Essentially, if passed, all clinicians (and non-clinicians) who facilitate abortions could be subjected to substantial financial penalties should lawsuits be brought against them, and the measure would be very hard to challenge. Even if the patient provided informed consent, this would not be a sufficient defense.
A dozen states, including Ohio, have already enforced bans on abortion in early in pregnancy. However, the Texas law was the first in the U.S. to take this one step further and impose harsher penalties for performing these procedures. Eighteen states have suggested they would support the ban on most abortions if the U.S. Supreme Court upheld it as constitutional.
Powell said in a statement, “The enforcement mechanism from the successful Texas law, which was upheld by the 5th U.S. Circuit Court of Appeals, is necessary since the constitutional fiction of Roe v. Wade has prevented communities from protecting our youngest children for the past fifty years.”

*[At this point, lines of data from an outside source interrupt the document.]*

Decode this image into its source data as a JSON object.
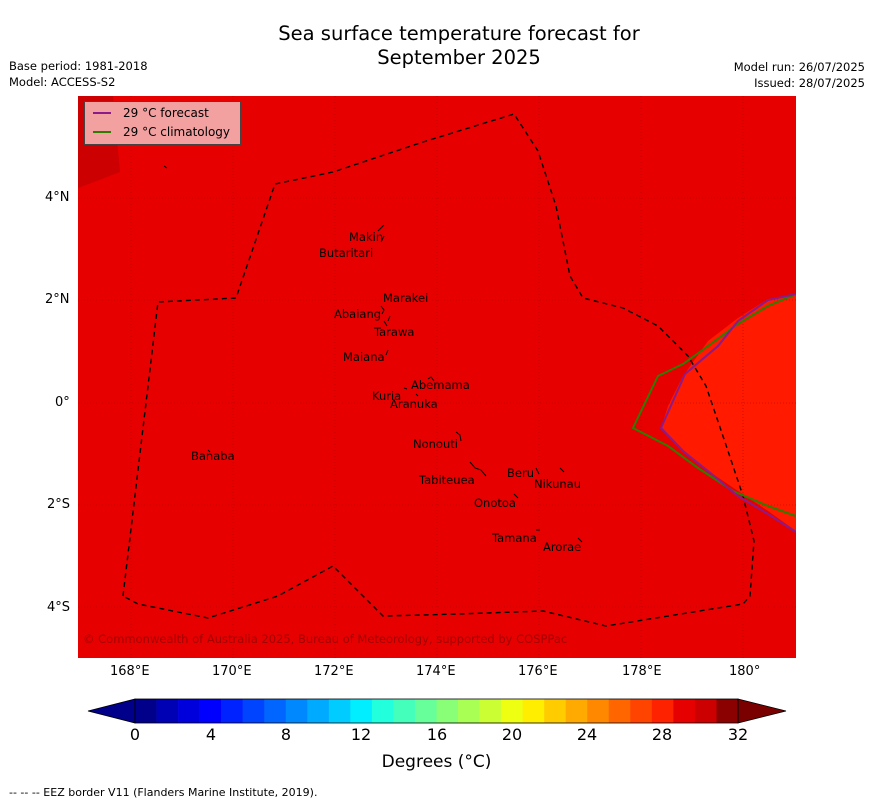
{
  "header": {
    "title_line1": "Sea surface temperature forecast for",
    "title_line2": "September 2025",
    "left_line1": "Base period: 1981-2018",
    "left_line2": "Model: ACCESS-S2",
    "right_line1": "Model run: 26/07/2025",
    "right_line2": "Issued: 28/07/2025"
  },
  "legend": {
    "forecast_label": "29 °C  forecast",
    "forecast_color": "#8b1a8b",
    "climatology_label": "29 °C  climatology",
    "climatology_color": "#2e7d00"
  },
  "map": {
    "background_color": "#e60000",
    "warm_region_color": "#ff1a00",
    "x_ticks": [
      "168°E",
      "170°E",
      "172°E",
      "174°E",
      "176°E",
      "178°E",
      "180°"
    ],
    "y_ticks": [
      "4°N",
      "2°N",
      "0°",
      "2°S",
      "4°S"
    ],
    "islands": [
      "Makin",
      "Butaritari",
      "Marakei",
      "Abaiang",
      "Tarawa",
      "Maiana",
      "Abemama",
      "Kuria",
      "Aranuka",
      "Banaba",
      "Nonouti",
      "Beru",
      "Tabiteuea",
      "Nikunau",
      "Onotoa",
      "Tamana",
      "Arorae"
    ],
    "copyright": "© Commonwealth of Australia 2025, Bureau of Meteorology, supported by COSPPac"
  },
  "colorbar": {
    "tick_labels": [
      "0",
      "4",
      "8",
      "12",
      "16",
      "20",
      "24",
      "28",
      "32"
    ],
    "title": "Degrees ($^\\circ$C)",
    "title_display": "Degrees (°C)",
    "colors": [
      "#00008b",
      "#0000b4",
      "#0000dc",
      "#0000ff",
      "#0022ff",
      "#0044ff",
      "#0066ff",
      "#0088ff",
      "#00aaff",
      "#00ccff",
      "#00eeff",
      "#22ffdd",
      "#44ffbb",
      "#66ff99",
      "#88ff77",
      "#aaff55",
      "#ccff33",
      "#eeff11",
      "#ffee00",
      "#ffcc00",
      "#ffaa00",
      "#ff8800",
      "#ff6600",
      "#ff4400",
      "#ff2200",
      "#e60000",
      "#cc0000",
      "#8b0000"
    ],
    "low_color": "#00008b",
    "high_color": "#7a0000"
  },
  "footer": {
    "text": "--  --  -- EEZ border V11 (Flanders Marine Institute, 2019)."
  }
}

Roe v. Wade, 410 U.S. 113, was a landmark U.S. Supreme Court case in which the Court decided the U.S. Constitution protects a pregnant woman’s ability to choose to have an abortion without excessive government restriction. The decision supported the right to choose until a fetus reaches “viability.”
Texas’s abortion bill, called the Heartbeat Bill, bans abortion after six weeks, which directly contradicts Roe v. Wade, and allows private citizens to file lawsuits in state court against anyone who helps a pregnant woman terminate the pregnancy. The law awards them a minimum of $10,000 plus attorneys’ fees in pursuing a suit, and the Texan law states that, should the defendant be an abortion provider (i.e., clinician or medical personnel), the court must shut down that clinic.
So far, nearly three dozen Ohio lawmakers have signed onto the harsher guidelines. And yet, those who believe in the right to choose called it extreme. Lila Rose, founder and president of LiveAction, said this is “the beginning of the end of legally sanctioned abortions in America.” Right to Life Action Coalition president Linda Theis stated it is “a major step toward ending the procedure.” Adrienne Kimmell, acting president of NARAL Pro-Choice America, called Ohio’s bill “dystopian,” adding, “The SB 8 domino effect is well under way and will only continue to escalate in cruelty as long as the Supreme Court allows Texas’ blatantly unconstitutional law to stand.”
Dayton Mayor Nan Whaley, a Democratic candidate for governor, said she would do away with the bill should she be elected, stating, that it effectively promotes underground pregnancy termination and puts women at risk. Whaley stated, “This dangerous bill would criminalize abortion and encourage vigilantism in our state. Ohio deserves better than this anti-abortion extremism.”